Beiträge von Janno

    Ich sehe es immer als Sieg, wenn jemand auf Stil und Äußerlichkeiten drauf haut, weil er inhaltlich nichts zu kritisieren findet. Hätten Peter Dausend und seine Kollegen in den letzten Jahrzehnten ihren Job richtig gemacht, wäre Tilo heute nur einer von vielen und sein Jung & Naiv Konzept vermutlich überflüßig.
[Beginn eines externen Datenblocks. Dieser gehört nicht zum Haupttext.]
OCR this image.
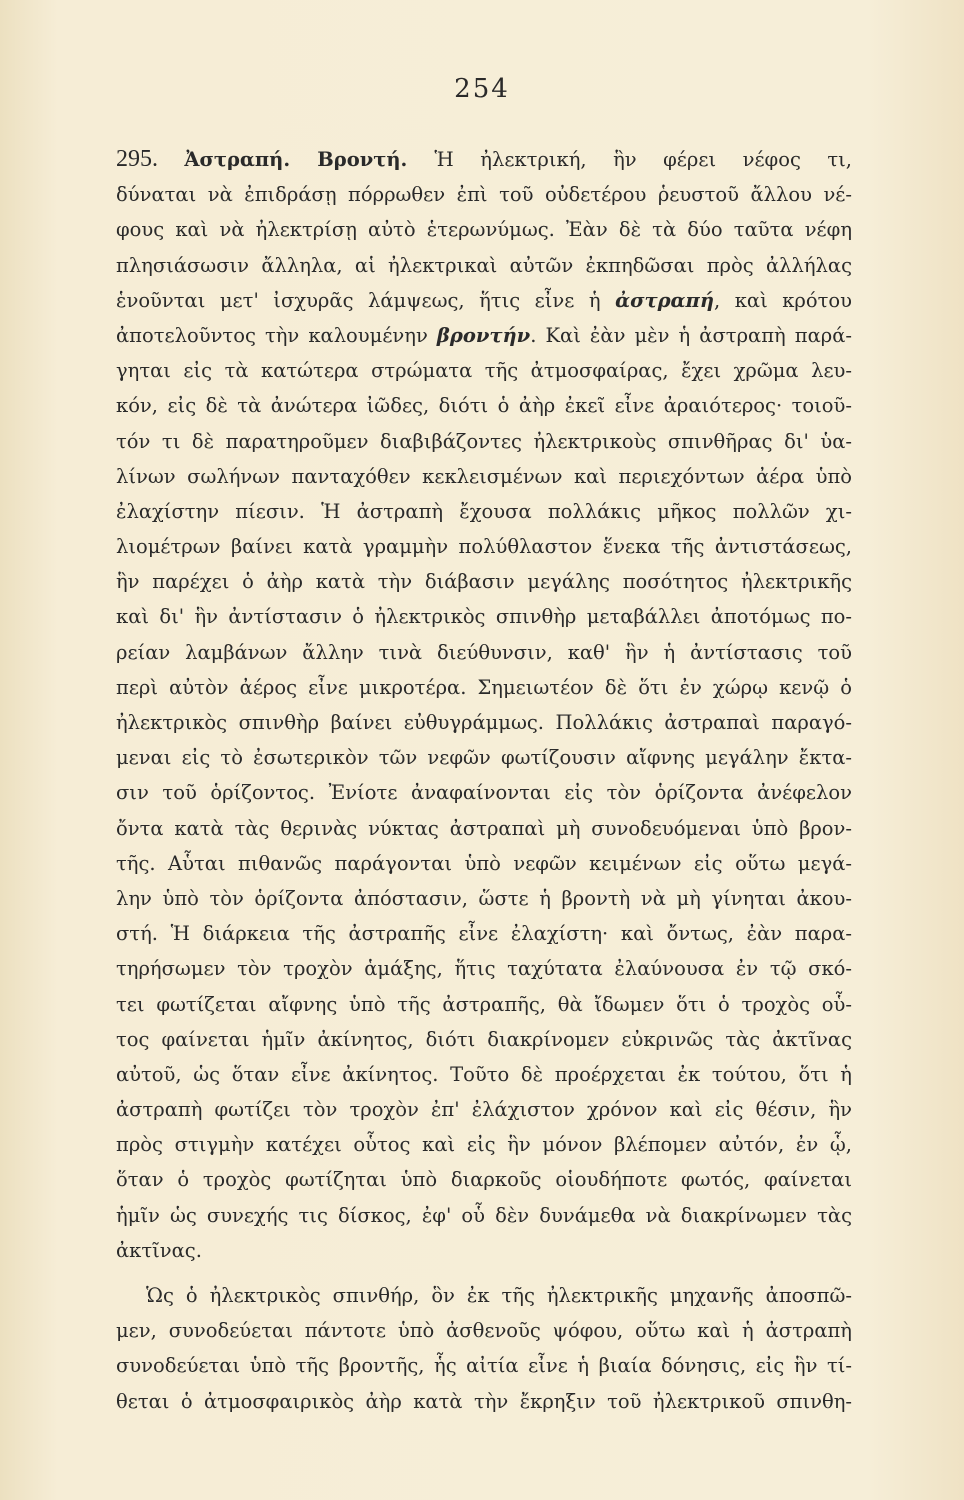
254
295. Ἀστραπή. Βροντή. Ἡ ἠλεκτρική, ἣν φέρει νέφος τι,
δύναται νὰ ἐπιδράσῃ πόρρωθεν ἐπὶ τοῦ οὐδετέρου ῥευστοῦ ἄλλου νέ-
φους καὶ νὰ ἠλεκτρίσῃ αὐτὸ ἑτερωνύμως. Ἐὰν δὲ τὰ δύο ταῦτα νέφη
πλησιάσωσιν ἄλληλα, αἱ ἠλεκτρικαὶ αὐτῶν ἐκπηδῶσαι πρὸς ἀλλήλας
ἑνοῦνται μετ' ἰσχυρᾶς λάμψεως, ἥτις εἶνε ἡ ἀστραπή, καὶ κρότου
ἀποτελοῦντος τὴν καλουμένην βροντήν. Καὶ ἐὰν μὲν ἡ ἀστραπὴ παρά-
γηται εἰς τὰ κατώτερα στρώματα τῆς ἀτμοσφαίρας, ἔχει χρῶμα λευ-
κόν, εἰς δὲ τὰ ἀνώτερα ἰῶδες, διότι ὁ ἀὴρ ἐκεῖ εἶνε ἀραιότερος· τοιοῦ-
τόν τι δὲ παρατηροῦμεν διαβιβάζοντες ἠλεκτρικοὺς σπινθῆρας δι' ὑα-
λίνων σωλήνων πανταχόθεν κεκλεισμένων καὶ περιεχόντων ἀέρα ὑπὸ
ἐλαχίστην πίεσιν. Ἡ ἀστραπὴ ἔχουσα πολλάκις μῆκος πολλῶν χι-
λιομέτρων βαίνει κατὰ γραμμὴν πολύθλαστον ἕνεκα τῆς ἀντιστάσεως,
ἣν παρέχει ὁ ἀὴρ κατὰ τὴν διάβασιν μεγάλης ποσότητος ἠλεκτρικῆς
καὶ δι' ἣν ἀντίστασιν ὁ ἠλεκτρικὸς σπινθὴρ μεταβάλλει ἀποτόμως πο-
ρείαν λαμβάνων ἄλλην τινὰ διεύθυνσιν, καθ' ἣν ἡ ἀντίστασις τοῦ
περὶ αὐτὸν ἀέρος εἶνε μικροτέρα. Σημειωτέον δὲ ὅτι ἐν χώρῳ κενῷ ὁ
ἠλεκτρικὸς σπινθὴρ βαίνει εὐθυγράμμως. Πολλάκις ἀστραπαὶ παραγό-
μεναι εἰς τὸ ἐσωτερικὸν τῶν νεφῶν φωτίζουσιν αἴφνης μεγάλην ἔκτα-
σιν τοῦ ὁρίζοντος. Ἐνίοτε ἀναφαίνονται εἰς τὸν ὁρίζοντα ἀνέφελον
ὄντα κατὰ τὰς θερινὰς νύκτας ἀστραπαὶ μὴ συνοδευόμεναι ὑπὸ βρον-
τῆς. Αὗται πιθανῶς παράγονται ὑπὸ νεφῶν κειμένων εἰς οὕτω μεγά-
λην ὑπὸ τὸν ὁρίζοντα ἀπόστασιν, ὥστε ἡ βροντὴ νὰ μὴ γίνηται ἀκου-
στή. Ἡ διάρκεια τῆς ἀστραπῆς εἶνε ἐλαχίστη· καὶ ὄντως, ἐὰν παρα-
τηρήσωμεν τὸν τροχὸν ἁμάξης, ἥτις ταχύτατα ἐλαύνουσα ἐν τῷ σκό-
τει φωτίζεται αἴφνης ὑπὸ τῆς ἀστραπῆς, θὰ ἴδωμεν ὅτι ὁ τροχὸς οὗ-
τος φαίνεται ἡμῖν ἀκίνητος, διότι διακρίνομεν εὐκρινῶς τὰς ἀκτῖνας
αὐτοῦ, ὡς ὅταν εἶνε ἀκίνητος. Τοῦτο δὲ προέρχεται ἐκ τούτου, ὅτι ἡ
ἀστραπὴ φωτίζει τὸν τροχὸν ἐπ' ἐλάχιστον χρόνον καὶ εἰς θέσιν, ἣν
πρὸς στιγμὴν κατέχει οὗτος καὶ εἰς ἣν μόνον βλέπομεν αὐτόν, ἐν ᾧ,
ὅταν ὁ τροχὸς φωτίζηται ὑπὸ διαρκοῦς οἱουδήποτε φωτός, φαίνεται
ἡμῖν ὡς συνεχής τις δίσκος, ἐφ' οὗ δὲν δυνάμεθα νὰ διακρίνωμεν τὰς
ἀκτῖνας.
Ὡς ὁ ἠλεκτρικὸς σπινθήρ, ὃν ἐκ τῆς ἠλεκτρικῆς μηχανῆς ἀποσπῶ-
μεν, συνοδεύεται πάντοτε ὑπὸ ἀσθενοῦς ψόφου, οὕτω καὶ ἡ ἀστραπὴ
συνοδεύεται ὑπὸ τῆς βροντῆς, ἧς αἰτία εἶνε ἡ βιαία δόνησις, εἰς ἣν τί-
θεται ὁ ἀτμοσφαιρικὸς ἀὴρ κατὰ τὴν ἔκρηξιν τοῦ ἠλεκτρικοῦ σπινθη-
    Jetzt wo die SPD auf dem Weg ist die Rolle einer Oppositionspartei einzunehmen erkennt er natürlich die Fehler von vor 10 Jahren. Vor zwei Jahren fand er noch Hartz 4 sei richtig gewesen, nur jetzt nicht mehr nötig:

    Immer gerade wie ers braucht.


    Die Haltung zu ändern wenn es um einen Virus geht wie Covid ist nachvollziehbar. Der Virus tauchte plötzlich auf und es mußte schnell gehandelt werden. Die damalige wirtschaftliche Lage hingegen war nicht so akkut schlimm, dass es die eingeführte Agenda gerechtfertigt hätte. Zu so einer Agenda zu stehen/gestanden zu haben, offenbart schlicht eine menschenverachtende Haltung und Vorurteile gegenüber sozial Schwachen.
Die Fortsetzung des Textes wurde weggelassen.